A few years ago, one of Canada's largest telecom operators experienced a massive outage that left millions of people without mobile and internet access for nearly 15 hours. The disruption affected banking, transportation, government services, and more. ATMs and cashless payment systems ground to a halt, and even some emergency services were impacted.
What was the cause?
A simple routing or configuration error in the operator's network triggered a cascade of failures. Specifically, a configuration change in the core network sparked widespread issues, but the network didn't collapse immediately. It wasn't until the problem propagated through the data plane that traffic essentially stopped flowing. The outage created hidden routing loops and packet-forwarding failures that were not apparent in the control-plane signaling.
Telecom engineers had to piece together scattered logs and partial traces, slowing down root cause analysis. While overall traffic plummeted, the exact choke points remained unclear. The operator lacked granular, end-to-end visibility into user plane flows, so they couldn't quickly pinpoint where the failure originated or how it was spreading across routing and forwarding paths. Control plane metrics alone were insufficient to reveal where user data was breaking.
Control Plane Alone Isn't Enough
Had the operator possessed complete, correlated visibility across the user plane, they could have isolated and resolved the issue far faster, minimizing disruption for millions of people. When investigating a network anomaly, the control plane can indicate that the network is "up and running," but it does not show whether customers are actually receiving service as expected.
A GSMA survey, conducted in partnership with RADCOM, found that only 41% of operators have an end-to-end architecture that integrates data across all departments. That means nearly 59% of operators lack the complete, correlated visibility required to quickly isolate and resolve critical issues, leaving both networks and customers vulnerable.

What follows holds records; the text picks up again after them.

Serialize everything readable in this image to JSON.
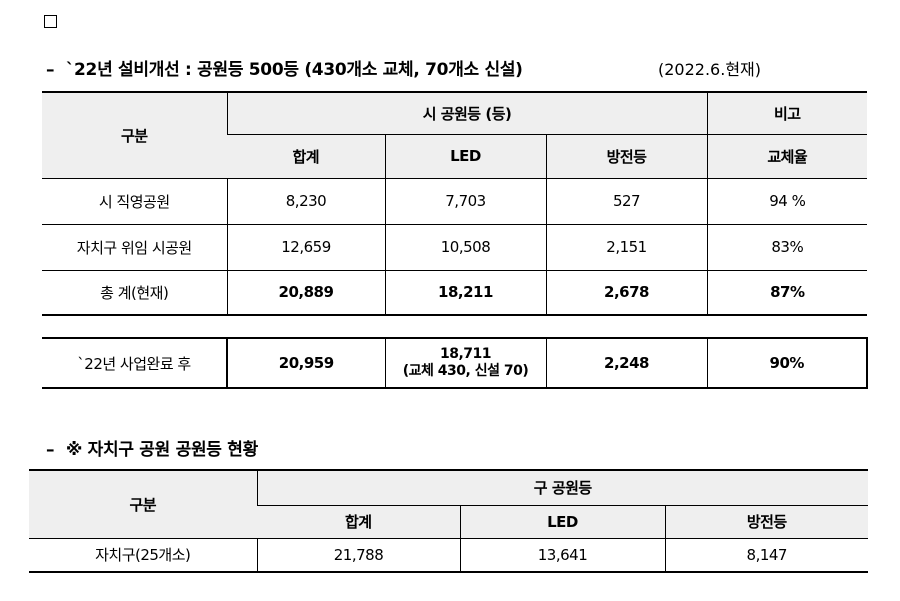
{
  "section1": {
    "bullet": "–",
    "title": "`22년 설비개선 : 공원등 500등 (430개소 교체, 70개소 신설)",
    "date": "(2022.6.현재)"
  },
  "table1": {
    "header": {
      "category": "구분",
      "group_city": "시 공원등 (등)",
      "group_note": "비고",
      "col_total": "합계",
      "col_led": "LED",
      "col_sodium": "방전등",
      "col_rate": "교체율"
    },
    "rows": [
      {
        "label": "시 직영공원",
        "total": "8,230",
        "led": "7,703",
        "sodium": "527",
        "rate": "94 %"
      },
      {
        "label": "자치구 위임 시공원",
        "total": "12,659",
        "led": "10,508",
        "sodium": "2,151",
        "rate": "83%"
      },
      {
        "label": "총 계(현재)",
        "total": "20,889",
        "led": "18,211",
        "sodium": "2,678",
        "rate": "87%"
      }
    ]
  },
  "table2": {
    "label": "`22년 사업완료 후",
    "total": "20,959",
    "led": "18,711",
    "led_detail": "(교체 430, 신설 70)",
    "sodium": "2,248",
    "rate": "90%"
  },
  "section2": {
    "bullet": "–",
    "title": "※ 자치구 공원 공원등 현황"
  },
  "table3": {
    "header": {
      "category": "구분",
      "group": "구 공원등",
      "col_total": "합계",
      "col_led": "LED",
      "col_sodium": "방전등"
    },
    "row": {
      "label": "자치구(25개소)",
      "total": "21,788",
      "led": "13,641",
      "sodium": "8,147"
    }
  }
}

Agentic Al Missing the Mark
This gap becomes even more critical as operators accelerate the adoption of agentic Al across their networks. Unlike traditional Al or ML, agentic Al and Al agents can detect issues, prioritize what matters, decide on actions, and even trigger remediation. However, agentic Al needs to be grounded in truth, not assumptions or approximations. When deciding what problems to fix first, for example, without user-plane data, the Al might only see generic signals like "packet loss detected" or "cell utilization at 65%". It will not understand the real impact, such as "Netflix streaming degraded at 21:04."
Real-time, accurate, and granular user-plane data, correlated with the control plane, enables Al agents to understand that a generic "packet loss" is actually affecting something specific, such as "video traffic on a particular UPF path." With only control plane data, the Al can see that sessions exist, but it cannot determine whether those sessions delivered a satisfactory customer experience.
Agentic Al promises to reduce churn and enhance the customer journey. However, without connecting the (essential) dots, it risks becoming just another overhyped technology, rather than driving a true shift in user experience. Without accurate, reliable, and granular user-plane data, agentic Al is left to optimize the network based on KPls that overlook real customer pain points, potentially automating the wrong fixes. By leveraging user-plane data, Al agents can measure app-level quality of experience, identify SLA violations, and track session drops on a per-call basis, turning raw data into actionable insights that directly improve customer satisfaction.
Intelligence Assurance: From Blind Spots to Full Visibility
RADCOM's Al-native assurance provides end-to-end network visibility by correlating deep user plane insights, behavior, usage patterns, and service interactions with control-plane data. The solution, which provides data capture at bandwidths reaching up to 800 Gbps on a single server, captures 100% of network traffic on the user plane in real time. This offers a unified, actionable view and lays the data foundation for Al-driven and agentic networks.
With deep insights and predictive reasoning, these Al-driven capabilities can optimize network operations, anticipate anomalies, and proactively enhance customer experience.
In today's Al-driven era, with operators able to leverage vast amounts of customer data, expectations for exceptional service have never been higher. Delivering a truly optimal customer experience requires complete visibility across the RAN and core, spanning both the control and user planes. Without this granular insight, deploying agentic Al is like jumping into the deep end before learning to swim. Ignoring the impact of anomalies on the user plane leaves Al "flying blind," costing operators customer loyalty, retention, and valuable time.